Houston police told local affiliate ABC13 that it finally caught the duo after surveillance footage led the police right to 'em. The fuzz tracked the scofflaws until they were eventually caught in the middle of yet another heist. All in, police estimate the two have stolen dozens of cars, and could be part of a larger ring.
Now that they've been caught, police are trying to figure out how it was done. They know a laptop is involved. A Fiat Chrysler spokesman told ABC13 that it could involve a specific database that lists codes that pair key fobs to vehicles. The thieves could have gained access to the database and created working key fobs on the spot after taking note of a vehicle identification number (VIN), which is visible in several places, including through the windshield.

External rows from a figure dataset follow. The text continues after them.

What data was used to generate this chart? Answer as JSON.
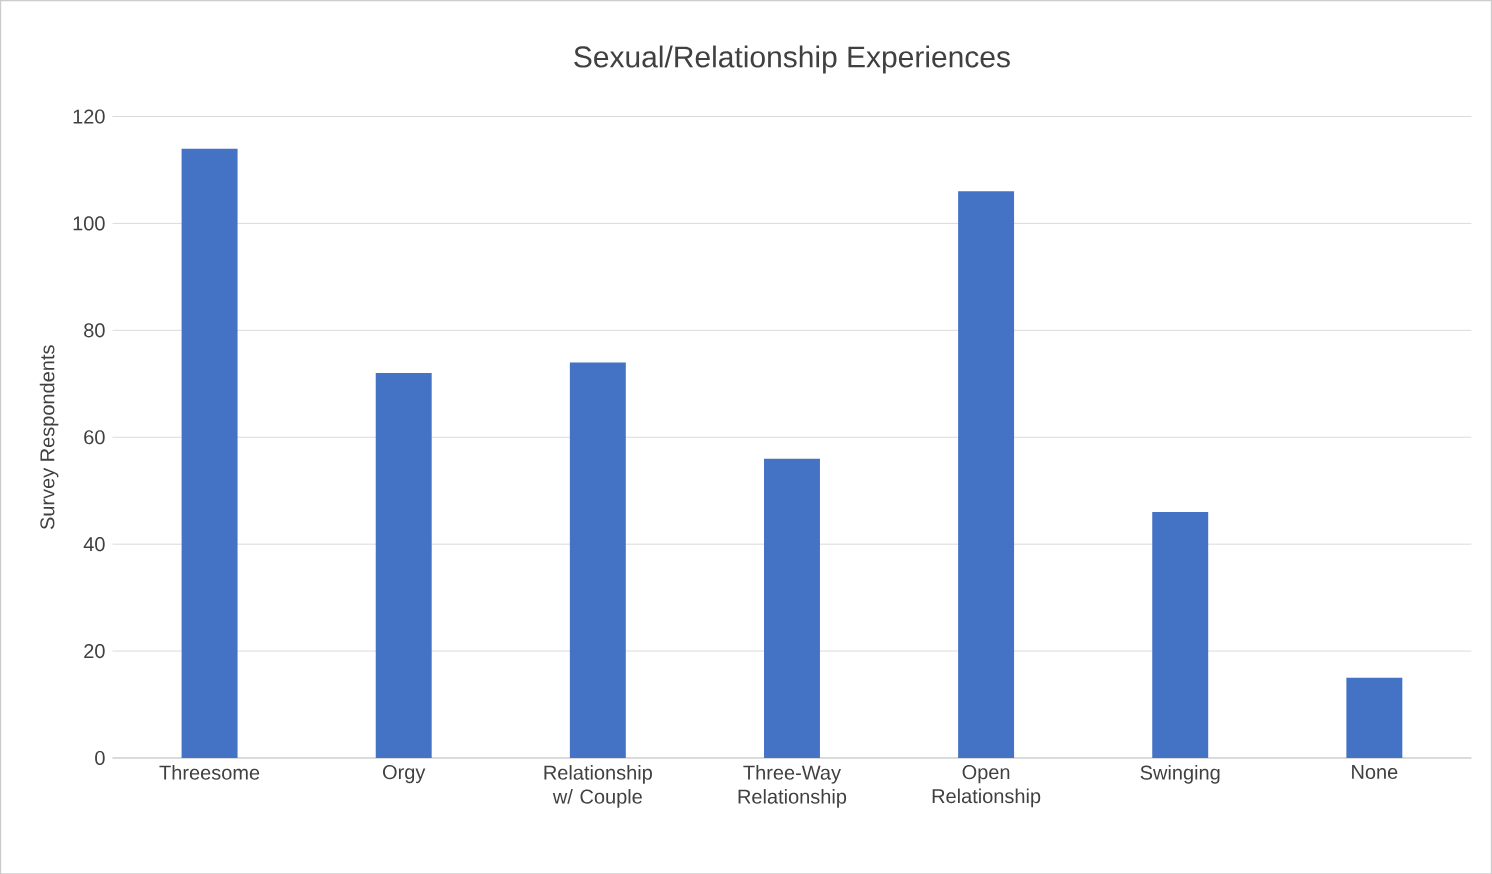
{
  "chart_data": {
    "type": "bar",
    "title": "Sexual/Relationship Experiences",
    "ylabel": "Survey Respondents",
    "categories": [
      "Threesome",
      "Orgy",
      "Relationship w/ Couple",
      "Three-Way Relationship",
      "Open Relationship",
      "Swinging",
      "None"
    ],
    "values": [
      114,
      72,
      74,
      56,
      106,
      46,
      15
    ],
    "color": "#4472c4",
    "ylim": [
      0,
      120
    ],
    "yticks": [
      0,
      20,
      40,
      60,
      80,
      100,
      120
    ],
    "grid": "y"
  }
}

Once a fob and vehicle are paired, the car wouldn't know the fob was illegitimate. Everything would appear kosher to the computer, and off you go. FCA has launched its own internal investigation into the matter, as it's possible that an employee sold access to that database for personal profit. But again, there's still uncertainty as to how these vehicles were actually stolen.
"No matter what you do, you have to realize, somebody has the ability and the knowledge to steal your car," said Officer Jim Woods of the Houston Police Department to ABC13. "They're going to be able to take it. There's not a whole lot you can do about it."
Automakers have made great strides in their efforts to combat cybersecurity issues, but not every hole is being filled in fast enough to make a difference. In fact, in order to increase help from the public, FCA's incentivized its bug-hunting efforts, partnering with Bugcrowd to offer bounties for folks who find holes in FCA software and alert the automaker to them.